Diego Trotta

Personal information
- Full name: Diego Alberto Trotta
- Date of birth: 13 December 1978 (age 47)
- Place of birth: Médanos, Argentina
- Position: Defender

Team information
- Current team: Independiente Neuquén

Senior career*
- Years: Team / Apps / (Gls)
- 1995–2002: Villa Mitre
- 1999: → Atlético Mexiquense (loan)
- 2000–2001: → Salgueiros (loan) / 3 / (0)
- 2002: Huracán de Tres Arroyos
- 2002–2003: Las Palmas / 18 / (1)
- 2003–2004: Alavés / 23 / (2)
- 2004–2008: Elche / 99 / (4)
- 2004–2005: → Olimpo (loan) / 13 / (0)
- 2008–2009: Albacete / 28 / (0)
- 2009: Godoy Cruz / 1 / (0)
- 2009–2010: Atlético Tucumán / 9 / (0)
- 2010–2011: San Martín
- 2011–2013: Villa Mitre
- 2013–2014: Bella Vista
- 2014–: Independiente Neuquén / 19 / (1)

= Diego Trotta =

Argentine footballer

Diego Alberto Trotta (born 13 December 1978) is an Argentine professional footballer who plays for Independiente Neuquén, as a defender.

==Career==
Born in Médanos, Buenos Aires, Trotta has played for Villa Mitre, Atlético Mexiquense, Salgueiros, Huracán de Tres Arroyos, Las Palmas, Alavés, Elche, Olimpo, Albacete, Godoy Cruz, Atlético Tucumán, San Martín and Bella Vista.

Trotta holds an Italian passport and played seven seasons in Spain's Segunda División as a central defender.

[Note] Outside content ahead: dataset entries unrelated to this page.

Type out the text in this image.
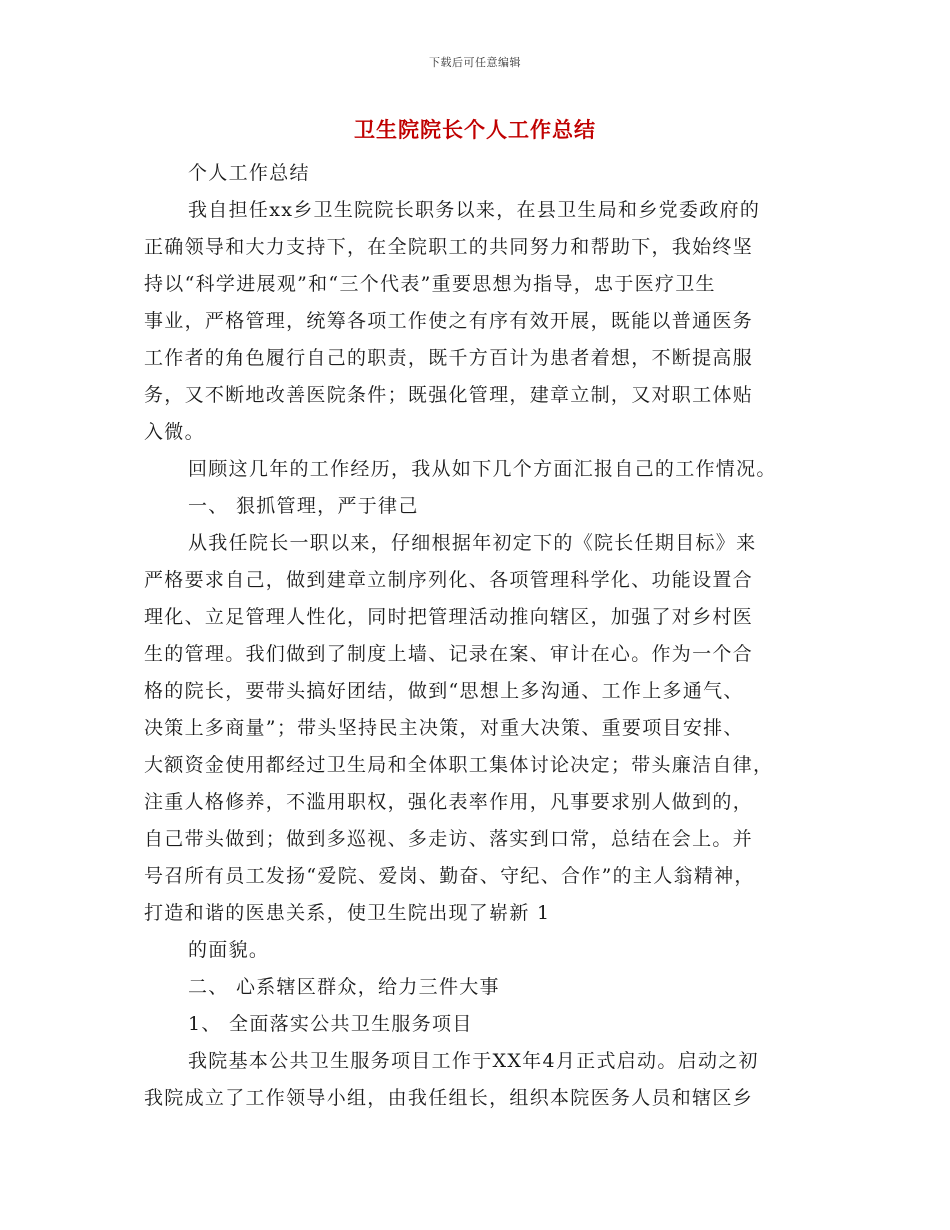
下载后可任意编辑
卫生院院长个人工作总结
个人工作总结
我自担任xx乡卫生院院长职务以来，在县卫生局和乡党委政府的
正确领导和大力支持下，在全院职工的共同努力和帮助下，我始终坚
持以“科学进展观”和“三个代表”重要思想为指导，忠于医疗卫生
事业，严格管理，统筹各项工作使之有序有效开展，既能以普通医务
工作者的角色履行自己的职责，既千方百计为患者着想，不断提高服
务，又不断地改善医院条件；既强化管理，建章立制，又对职工体贴
入微。
回顾这几年的工作经历，我从如下几个方面汇报自己的工作情况。
一、 狠抓管理，严于律己
从我任院长一职以来，仔细根据年初定下的《院长任期目标》来
严格要求自己，做到建章立制序列化、各项管理科学化、功能设置合
理化、立足管理人性化，同时把管理活动推向辖区，加强了对乡村医
生的管理。我们做到了制度上墙、记录在案、审计在心。作为一个合
格的院长，要带头搞好团结，做到“思想上多沟通、工作上多通气、
决策上多商量”；带头坚持民主决策，对重大决策、重要项目安排、
大额资金使用都经过卫生局和全体职工集体讨论决定；带头廉洁自律，
注重人格修养，不滥用职权，强化表率作用，凡事要求别人做到的，
自己带头做到；做到多巡视、多走访、落实到口常，总结在会上。并
号召所有员工发扬“爱院、爱岗、勤奋、守纪、合作”的主人翁精神，
打造和谐的医患关系，使卫生院出现了崭新 1
的面貌。
二、 心系辖区群众，给力三件大事
1、 全面落实公共卫生服务项目
我院基本公共卫生服务项目工作于XX年4月正式启动。启动之初
我院成立了工作领导小组，由我任组长，组织本院医务人员和辖区乡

He joined Alavés in the summer of 2003, and scored his first goal for the club against Sporting on 7 September 2003, two days after the birth of his daughter.

==Arrest==
On 16 April 2014, Trotta was captured on a security camera during a physical altercation with his former partner outside of her workplace in Bahía Blanca and was arrested.